Stamani, all’uscita di scuola, tutti i bambini della Elementare Don Beppe Socci sono usciti tenendo in mano un fiore. Fatto di carta, colorato e con alcune scritte. Una bella iniziativa delle Maestre per ricordare e ricordarci che oggi è la Giornata Mondiale della Gentilezza. Al centro un viso sorridente e sui petali sei parole: Permesso, Per Favore, Scusa, Prego, Posso? e Grazie. Sembra facile messa così, ma noi tutti sappiamo che utilizzarle, queste parole, è oggi sempre più complesso e complicato. Un fenomeno, un’abitudine, un atteggiamento che riguarda tutti, piccoli o grandi che siamo.

Importante, quindi, il messaggio e lo spunto che ci arriva dal mondo della scuola sul quale, combinazione, riflettevo proprio in questi giorni. Lo facevo spinto e stimolato da due notizie. La prima, proveniente dalla Svezia, riguarda la cittadina di Lulea dove le autorità locali hanno deliberato l’obbligo di dire… Buongiorno. Si avete capito bene: Buongiorno. Un metodo semplice per tentare di arginare e spezzare la barriera dell’incomunicabilità e dell’introversione dilagante.

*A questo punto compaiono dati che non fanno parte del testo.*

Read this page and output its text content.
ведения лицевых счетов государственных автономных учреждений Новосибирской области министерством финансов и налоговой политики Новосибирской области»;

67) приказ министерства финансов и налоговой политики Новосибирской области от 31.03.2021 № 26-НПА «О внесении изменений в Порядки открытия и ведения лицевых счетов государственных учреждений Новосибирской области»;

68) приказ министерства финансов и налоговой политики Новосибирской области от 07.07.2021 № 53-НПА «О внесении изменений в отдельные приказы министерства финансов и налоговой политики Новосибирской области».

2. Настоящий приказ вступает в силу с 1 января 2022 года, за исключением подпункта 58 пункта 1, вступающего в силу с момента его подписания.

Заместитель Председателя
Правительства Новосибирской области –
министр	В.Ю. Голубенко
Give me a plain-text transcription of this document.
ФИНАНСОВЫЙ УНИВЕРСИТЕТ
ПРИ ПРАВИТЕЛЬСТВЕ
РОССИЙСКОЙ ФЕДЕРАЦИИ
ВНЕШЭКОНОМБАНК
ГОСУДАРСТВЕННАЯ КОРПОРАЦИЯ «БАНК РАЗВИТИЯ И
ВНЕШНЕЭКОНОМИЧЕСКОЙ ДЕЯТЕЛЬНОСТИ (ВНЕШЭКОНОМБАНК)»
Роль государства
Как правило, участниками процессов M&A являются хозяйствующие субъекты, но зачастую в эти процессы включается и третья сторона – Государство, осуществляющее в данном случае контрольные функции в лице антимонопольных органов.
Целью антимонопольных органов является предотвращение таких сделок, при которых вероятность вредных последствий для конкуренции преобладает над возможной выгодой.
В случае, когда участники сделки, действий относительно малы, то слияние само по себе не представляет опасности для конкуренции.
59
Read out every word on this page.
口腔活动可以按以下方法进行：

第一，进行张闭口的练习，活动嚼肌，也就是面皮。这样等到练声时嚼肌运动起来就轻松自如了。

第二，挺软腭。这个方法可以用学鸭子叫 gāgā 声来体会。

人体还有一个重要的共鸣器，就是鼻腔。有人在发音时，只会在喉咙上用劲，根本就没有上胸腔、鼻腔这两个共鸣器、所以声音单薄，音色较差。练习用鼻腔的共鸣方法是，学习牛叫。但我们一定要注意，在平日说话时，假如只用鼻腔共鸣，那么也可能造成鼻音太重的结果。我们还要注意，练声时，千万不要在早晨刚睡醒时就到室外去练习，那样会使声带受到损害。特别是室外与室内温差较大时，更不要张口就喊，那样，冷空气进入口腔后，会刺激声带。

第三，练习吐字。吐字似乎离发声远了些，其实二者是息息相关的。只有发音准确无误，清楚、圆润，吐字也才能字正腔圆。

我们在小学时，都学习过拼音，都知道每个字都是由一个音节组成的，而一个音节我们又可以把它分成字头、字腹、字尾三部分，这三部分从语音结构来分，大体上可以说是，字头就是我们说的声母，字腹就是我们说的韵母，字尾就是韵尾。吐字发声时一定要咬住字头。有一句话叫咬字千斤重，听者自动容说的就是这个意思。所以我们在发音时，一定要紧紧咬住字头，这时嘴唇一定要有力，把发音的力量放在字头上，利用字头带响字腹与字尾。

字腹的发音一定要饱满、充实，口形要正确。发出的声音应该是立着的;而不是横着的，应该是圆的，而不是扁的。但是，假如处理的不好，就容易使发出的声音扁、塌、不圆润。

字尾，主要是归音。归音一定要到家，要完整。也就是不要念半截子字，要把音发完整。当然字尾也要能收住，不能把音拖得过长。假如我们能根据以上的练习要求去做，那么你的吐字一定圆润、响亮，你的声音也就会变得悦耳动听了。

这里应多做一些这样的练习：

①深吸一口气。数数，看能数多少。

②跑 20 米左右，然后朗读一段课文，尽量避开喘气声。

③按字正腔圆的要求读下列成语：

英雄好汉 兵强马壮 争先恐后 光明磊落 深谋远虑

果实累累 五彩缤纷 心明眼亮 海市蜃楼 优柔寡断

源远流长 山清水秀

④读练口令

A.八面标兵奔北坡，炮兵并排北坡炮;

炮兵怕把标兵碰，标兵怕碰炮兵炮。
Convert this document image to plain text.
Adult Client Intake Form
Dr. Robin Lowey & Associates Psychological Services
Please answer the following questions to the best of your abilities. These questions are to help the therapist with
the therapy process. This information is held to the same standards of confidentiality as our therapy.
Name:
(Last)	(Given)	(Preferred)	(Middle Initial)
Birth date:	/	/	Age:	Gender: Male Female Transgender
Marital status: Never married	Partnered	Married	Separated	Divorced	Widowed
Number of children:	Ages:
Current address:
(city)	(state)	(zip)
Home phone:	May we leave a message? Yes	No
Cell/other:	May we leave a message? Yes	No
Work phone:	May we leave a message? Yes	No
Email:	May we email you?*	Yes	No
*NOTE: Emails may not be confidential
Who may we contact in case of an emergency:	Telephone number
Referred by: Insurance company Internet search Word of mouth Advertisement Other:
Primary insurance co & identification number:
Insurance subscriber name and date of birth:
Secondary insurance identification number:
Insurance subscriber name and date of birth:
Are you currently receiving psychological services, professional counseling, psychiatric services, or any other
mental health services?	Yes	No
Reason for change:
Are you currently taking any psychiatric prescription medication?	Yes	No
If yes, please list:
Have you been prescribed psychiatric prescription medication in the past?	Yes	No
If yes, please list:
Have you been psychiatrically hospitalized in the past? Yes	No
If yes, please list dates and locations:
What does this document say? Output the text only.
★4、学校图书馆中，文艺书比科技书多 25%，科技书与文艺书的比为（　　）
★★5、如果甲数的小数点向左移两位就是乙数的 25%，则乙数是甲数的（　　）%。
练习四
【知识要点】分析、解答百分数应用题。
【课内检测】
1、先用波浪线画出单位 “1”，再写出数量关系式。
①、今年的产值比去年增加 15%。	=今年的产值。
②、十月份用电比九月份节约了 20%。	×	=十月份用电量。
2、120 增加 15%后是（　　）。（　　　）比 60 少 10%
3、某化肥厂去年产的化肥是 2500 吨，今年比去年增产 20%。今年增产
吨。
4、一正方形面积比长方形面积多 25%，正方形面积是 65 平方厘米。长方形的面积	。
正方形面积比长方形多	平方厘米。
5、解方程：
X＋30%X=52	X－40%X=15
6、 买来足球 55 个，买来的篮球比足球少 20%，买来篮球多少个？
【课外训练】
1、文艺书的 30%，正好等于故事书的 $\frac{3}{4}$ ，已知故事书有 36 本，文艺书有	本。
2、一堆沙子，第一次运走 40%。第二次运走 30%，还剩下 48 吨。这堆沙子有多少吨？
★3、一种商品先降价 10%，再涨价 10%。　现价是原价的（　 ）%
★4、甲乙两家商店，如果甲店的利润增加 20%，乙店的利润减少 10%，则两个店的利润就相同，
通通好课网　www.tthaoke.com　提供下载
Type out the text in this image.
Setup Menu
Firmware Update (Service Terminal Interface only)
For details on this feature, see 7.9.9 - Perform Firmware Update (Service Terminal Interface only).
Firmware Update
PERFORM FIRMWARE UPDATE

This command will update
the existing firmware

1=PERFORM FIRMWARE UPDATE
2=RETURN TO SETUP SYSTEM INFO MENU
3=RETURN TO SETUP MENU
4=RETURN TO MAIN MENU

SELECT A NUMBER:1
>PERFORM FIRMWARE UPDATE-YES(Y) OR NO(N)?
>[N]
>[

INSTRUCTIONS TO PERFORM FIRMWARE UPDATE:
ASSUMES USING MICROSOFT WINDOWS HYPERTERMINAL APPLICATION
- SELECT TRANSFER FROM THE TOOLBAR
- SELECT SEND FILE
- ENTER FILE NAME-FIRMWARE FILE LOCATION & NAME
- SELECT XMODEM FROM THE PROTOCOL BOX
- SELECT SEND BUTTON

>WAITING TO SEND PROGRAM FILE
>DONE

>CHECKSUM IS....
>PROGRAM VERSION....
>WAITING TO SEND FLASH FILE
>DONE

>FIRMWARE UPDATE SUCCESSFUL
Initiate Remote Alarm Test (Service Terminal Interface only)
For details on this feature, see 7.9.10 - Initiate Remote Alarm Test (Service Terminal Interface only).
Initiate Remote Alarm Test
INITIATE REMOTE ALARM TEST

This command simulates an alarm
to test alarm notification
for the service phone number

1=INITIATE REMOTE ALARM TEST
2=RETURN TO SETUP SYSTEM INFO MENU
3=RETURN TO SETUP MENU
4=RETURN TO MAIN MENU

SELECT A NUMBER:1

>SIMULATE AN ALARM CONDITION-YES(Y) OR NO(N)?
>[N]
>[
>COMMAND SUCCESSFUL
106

La seconda è un servizio televisivo del TG2, segnalatomi da Elodie Lebigre, con ospite l’Assessore alla Gentilezza del Comune di Torre Annunziata, Anna Vitiello (in Italia di questo tipo di Assessorati ce ne sono al momento oltre 140). “L’Ambasciatrice della Gentilezza”, così è stata presentata, era affiancata da un Biologo Naturalista che ha sottolineato un aspetto fondamentale. Compiere gesti gentili fa biologicamente bene a noi stessi. E non solo, anche vedere “gesti o comportamenti gentili” trasmette benessere ed una chimica positiva.

Pensiamoci, basta poco. Per noi e per gli altri.